In its early years, the Muste Institute was run entirely by volunteers who worked at a borrowed desk in the New York City office of the War Resisters League (WRL). In 1978 the Institute purchased, from WRL, a three-story office building (the aforementioned “Peace Pentagon”) in downtown Manhattan to serve as a permanent base of operations for itself and other local activist groups. Today the Institute rents out office space in this building to a number of organizations that share its leftist and anti-American perspectives. The Institute subsidizes the office rents for these tenants, using income from several commercial storefront rentals to offset the cost of the subsidies. This arrangement enables the Institute to provide low-cost office space for its tenant groups, among which are the following:
New York Transfer: A Muste Building tenant since 1995, this group works to disseminate radical views via the Internet.
Nicaragua Solidarity Network of Greater New York: This pro-Sandinista communist organization, created with the help of Cuban Intelligence, condemns U.S. intervention in Latin America and encourages grassroots resistance through its Weekly News Update.
Paper Tiger TV: Founded in 1981, this organization of radical video makers, distributors and activists claims to have "challenged and exposed the corporate domination of mainstream media, using the non-commercial, uncensored channels to counterbalance [the] negative influence of mass media." Paper Tiger TV created Deep Dish TV.

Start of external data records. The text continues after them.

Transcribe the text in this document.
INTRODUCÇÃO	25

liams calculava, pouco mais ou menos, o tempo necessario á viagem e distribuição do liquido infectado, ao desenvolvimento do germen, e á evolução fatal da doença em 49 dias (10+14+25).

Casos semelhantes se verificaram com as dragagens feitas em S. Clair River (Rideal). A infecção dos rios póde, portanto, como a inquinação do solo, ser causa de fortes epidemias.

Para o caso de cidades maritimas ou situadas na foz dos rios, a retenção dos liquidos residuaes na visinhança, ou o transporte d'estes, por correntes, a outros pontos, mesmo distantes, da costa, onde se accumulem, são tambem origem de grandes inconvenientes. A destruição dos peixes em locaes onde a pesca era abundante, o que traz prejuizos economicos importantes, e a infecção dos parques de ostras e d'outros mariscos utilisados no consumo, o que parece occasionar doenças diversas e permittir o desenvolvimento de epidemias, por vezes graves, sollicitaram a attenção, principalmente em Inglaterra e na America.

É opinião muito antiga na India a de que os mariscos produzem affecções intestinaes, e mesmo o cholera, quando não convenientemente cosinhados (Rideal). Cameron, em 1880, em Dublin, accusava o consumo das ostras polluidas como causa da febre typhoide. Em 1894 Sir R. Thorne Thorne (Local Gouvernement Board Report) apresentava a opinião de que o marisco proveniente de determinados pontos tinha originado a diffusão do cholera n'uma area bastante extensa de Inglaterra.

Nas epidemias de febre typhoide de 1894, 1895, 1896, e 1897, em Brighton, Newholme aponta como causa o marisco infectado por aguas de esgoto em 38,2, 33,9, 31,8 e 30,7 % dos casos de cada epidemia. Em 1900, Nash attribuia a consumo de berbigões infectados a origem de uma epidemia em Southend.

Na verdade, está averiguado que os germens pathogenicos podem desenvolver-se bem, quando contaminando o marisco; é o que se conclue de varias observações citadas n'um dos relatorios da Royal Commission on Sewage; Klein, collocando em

Socialist Party USA: This organization seeks to establish a socialist order in the United States.
War Resisters League: In the Cold War against the Soviet empire, this organization led efforts to dismantle America's nuclear capabilities. WRL was perhaps the first major anti-war organization to blame America for the September 11, 2001 terrorist attacks. On that very day, WRL released a statement saying, "The policies of militarism pursued by the United States have resulted in millions of deaths. . . . We condemn without reservations attacks such as those which occurred today, which strike at thousands of civilians -- may these profound tragedies remind us of the impact U.S. policies have had on other civilians in other lands."
Women's International League for Peace and Freedom(Metro NY Chapter): Early in its history, the League made clear its socialist position regarding private property, urging its members to embrace "the gradual abolition of property privileges (for instance, means of taxation, death duties, and land reform laws)."
Not In Our Name (NION): This self-described "peace movement" is a Communist front group initiated by the longtime Maoist activist C. Clark Kissinger - a member of the Revolutionary Communist Party (RCP), a Maoist group calling for the overthrow of the U.S. government and its replacement with a communist dictatorship.
Socialist Party of New York City:This organization declares that it is "committed to the transformation of capitalism through the creation of democratic socialist society."
The Muste Institute has provided grants and sponsorships to hundreds of grassroots projects around the world which identify one or more of the following as their objectives:
end war and expose the military-industrial complex
oppose nuclear power and halt environmental racism
stop the death penalty and curb the prison industry
defend labor rights and build economic justice
fight for racial and sexual equality, and for immigrant rights
Not only does the A.J. Muste Institute make grants to organizations whose objectives it supports, but it also occasionally receives grants from likeminded foundations. In 2002, for example, the Institute received a $10,000 grant from the Ben & Jerry's Foundation, and the following year it received a $25,000 grant from the Samuel Rubin Foundation.